Text: Anonymous, “Calamities of Genius,” Gloversville Intelligencer (Gloversville, NY), vol. IX, no. 22, May 27, 1875, p. 1, col. 7


Calamities of Genius.

The lives of men of genius are often a record of persecutions, misery and poverty. Whenever we turn in the history of those whose thought have enlightened and cultivated the minds of their fellow beings, we find that gloom and shadow have too often been their inseparable companions, haunting them, and casting a blight on their paths.

The most successful literary men are frequently those who have suffered most. Here and there we meet with one whose life has been unchequered by adversity; but such instances are rare, and are generally among those who have not been dependent on literary labor for support. Even Pope, the most successful author of his age, was not exempted from the misfortunes of his profession, a and he thus writes in the preface of his works:

“I believe if any one, early in his life, should contemplate the dangerous fate of authors, he would scarce be of their number on any consideration.” And Byron, in conversation with Lady Blessington, in speaking of his daughter, said, “I am told that she is clever — I hope not; and, above all, I hope she is not poetical; the price paid for such advantages, if advantages they be, is such as to make me pray that my child may escape them.” What a confession, emanating from the lips of a child of genius and fortune!

The great Cervantes — whose inimitable “Don Quixote” has found its way into almost every home, which has been translated into all languages, and proved the fortune of many a bookseller — is said to have died of hunger. It is barely to be credited, but he is not the only great mind which has succumbed before the horrors of poverty and has yielded to starvation. Thomas Otway, one of England’s most illustrious dramatists, and the author of “The Orphan” and “Venice Preserved,” he whose talents in scenes of passionate affection, in the language of Sir Walter Scott, “rival at least, and sometimes excel those of Shakespeare,” died from the effects of suffocation, caused by his hastily swallowing, after a long fast, a piece of bread, which charity had supplied. Johnson, in his “Lives of the Poets,” thus describes the unfortunate event: “He (Otway) went out almost naked, in the rage of hunger, and finding a gentleman in a neighboring coffee house, asked him for a shilling. The gentleman gave him a guinea, and Otway, going away bought a roll, and was choked at the first mouthful.

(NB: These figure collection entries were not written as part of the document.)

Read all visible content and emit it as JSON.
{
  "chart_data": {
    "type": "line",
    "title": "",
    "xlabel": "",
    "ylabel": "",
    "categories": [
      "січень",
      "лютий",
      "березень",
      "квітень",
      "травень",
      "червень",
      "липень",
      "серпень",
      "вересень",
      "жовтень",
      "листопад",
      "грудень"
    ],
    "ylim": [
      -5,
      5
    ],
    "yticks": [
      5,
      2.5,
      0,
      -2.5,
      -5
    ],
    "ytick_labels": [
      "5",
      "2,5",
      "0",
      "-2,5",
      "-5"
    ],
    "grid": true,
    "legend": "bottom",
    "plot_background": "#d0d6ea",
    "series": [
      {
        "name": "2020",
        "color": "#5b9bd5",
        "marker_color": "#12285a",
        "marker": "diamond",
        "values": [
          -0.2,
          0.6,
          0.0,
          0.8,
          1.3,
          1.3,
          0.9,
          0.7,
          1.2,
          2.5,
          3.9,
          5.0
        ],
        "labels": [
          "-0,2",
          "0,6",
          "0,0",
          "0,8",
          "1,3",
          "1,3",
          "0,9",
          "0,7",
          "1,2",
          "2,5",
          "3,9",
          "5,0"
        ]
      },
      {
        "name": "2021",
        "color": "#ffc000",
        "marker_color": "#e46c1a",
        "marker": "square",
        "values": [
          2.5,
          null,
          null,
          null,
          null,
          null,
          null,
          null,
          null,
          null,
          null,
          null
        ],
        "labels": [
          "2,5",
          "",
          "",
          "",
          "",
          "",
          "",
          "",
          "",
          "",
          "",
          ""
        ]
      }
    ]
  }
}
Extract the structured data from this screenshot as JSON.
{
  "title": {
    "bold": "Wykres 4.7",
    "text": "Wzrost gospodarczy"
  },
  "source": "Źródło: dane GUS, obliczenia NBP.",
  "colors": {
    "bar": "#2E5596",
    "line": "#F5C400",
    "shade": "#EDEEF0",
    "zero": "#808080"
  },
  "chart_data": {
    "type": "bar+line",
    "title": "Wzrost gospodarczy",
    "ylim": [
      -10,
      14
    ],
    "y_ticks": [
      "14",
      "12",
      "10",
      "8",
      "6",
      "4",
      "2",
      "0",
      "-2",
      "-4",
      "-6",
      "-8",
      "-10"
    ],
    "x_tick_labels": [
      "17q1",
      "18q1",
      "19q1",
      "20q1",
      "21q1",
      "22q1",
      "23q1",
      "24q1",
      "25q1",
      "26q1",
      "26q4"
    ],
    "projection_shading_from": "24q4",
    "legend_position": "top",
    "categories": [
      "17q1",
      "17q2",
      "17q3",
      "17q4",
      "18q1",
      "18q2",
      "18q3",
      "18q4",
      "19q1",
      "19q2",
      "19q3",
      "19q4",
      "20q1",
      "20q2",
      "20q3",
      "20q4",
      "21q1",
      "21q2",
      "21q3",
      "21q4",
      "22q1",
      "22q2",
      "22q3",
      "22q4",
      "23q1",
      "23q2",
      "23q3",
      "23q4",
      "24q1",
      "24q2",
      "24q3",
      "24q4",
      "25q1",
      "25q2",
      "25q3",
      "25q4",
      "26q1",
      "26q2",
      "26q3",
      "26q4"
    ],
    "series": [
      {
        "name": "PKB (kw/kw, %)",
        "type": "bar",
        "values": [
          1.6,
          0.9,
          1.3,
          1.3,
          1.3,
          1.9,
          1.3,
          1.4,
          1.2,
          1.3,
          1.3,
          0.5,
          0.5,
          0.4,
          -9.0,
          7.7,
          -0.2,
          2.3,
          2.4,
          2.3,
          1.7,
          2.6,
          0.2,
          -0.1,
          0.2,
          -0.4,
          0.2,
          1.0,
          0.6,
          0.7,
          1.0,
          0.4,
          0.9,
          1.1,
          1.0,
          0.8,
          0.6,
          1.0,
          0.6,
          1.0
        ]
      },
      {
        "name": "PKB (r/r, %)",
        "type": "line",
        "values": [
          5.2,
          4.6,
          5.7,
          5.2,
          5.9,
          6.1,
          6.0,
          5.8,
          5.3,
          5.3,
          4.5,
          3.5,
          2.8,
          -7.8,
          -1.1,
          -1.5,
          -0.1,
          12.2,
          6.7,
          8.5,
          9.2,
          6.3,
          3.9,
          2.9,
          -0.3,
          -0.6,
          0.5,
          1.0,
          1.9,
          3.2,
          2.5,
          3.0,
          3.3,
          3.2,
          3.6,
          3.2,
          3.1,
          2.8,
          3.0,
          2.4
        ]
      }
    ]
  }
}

America has produced one great genius whose calamities deserve mention in this list; one who, though to a great extent the author of his own sufferings, deserves our warmest sympathy. We refer to the immortal writer of “The Raven,” of “Ligeia,” and of “Morella” — Edgar A. Poe. Bred in opulence, enjoying advantages in his youth possessed by few, he was fated to pass through a maturity illumined by scarcely a ray of sunshine. Darkness and gloom enshrouded his path, converting the high and noble mind into the cynical and bitter antagonist of his more successful contemporaries.

In that nobly-written vindication and analysis of Poe’s character, entitled “Edgar Poe and His Critics,” Mrs. Whitman says: “Nothing so solitary, nothing so hopeless, nothing so desolate as his spirit in its darker moods has been instanced in the literary history of the nineteenth century.” She might well have added, in the whole history of literature. Mr. Griswold, in his “Memoir” of the poet, thus describes the appearance of Poe on the occasion of his calling on a committee to receive the award for a prize essay which he had written: “Thin and pale even to ghastliness, his whole appearance indicated sickness and the utmost destitution. A well-worm frock coat concealed the absence of a shirt, and imperfect boots disclosed the want of hose.”

Chatterton, “the marvellous boy,” regarding whom the learned antiquaries, Dr. Mills, Herbert Croft, and Dr. Knox have disputed whether as a poet he should be placed after Shakespeare or Dryden, committed suicide in his eighteenth year, driven to desperation by his poverty.

At the inquest held by the coroner on his body, Edwin Cross, an apothecary, stated as follows: “I often asked him to take a meal with us, but he was so pround, that I could never but once prevail on him, though I knew he was starting.”

Dryden died in a garret, in an obscure corner of London; and Spencer died forsaken and in want. Butler, author of “Hudibras,” lived in penury, and died poor; and the great, the illustrious Bacon, lived a life of meanness and distress.

Boyle, in his authoritative “Historical and Critical Dictionary,” quotes the following from a letter by James Howell, an English political and historical writer and poet: “Lord Bacon died so poor that he scarce left money enough to bury him.”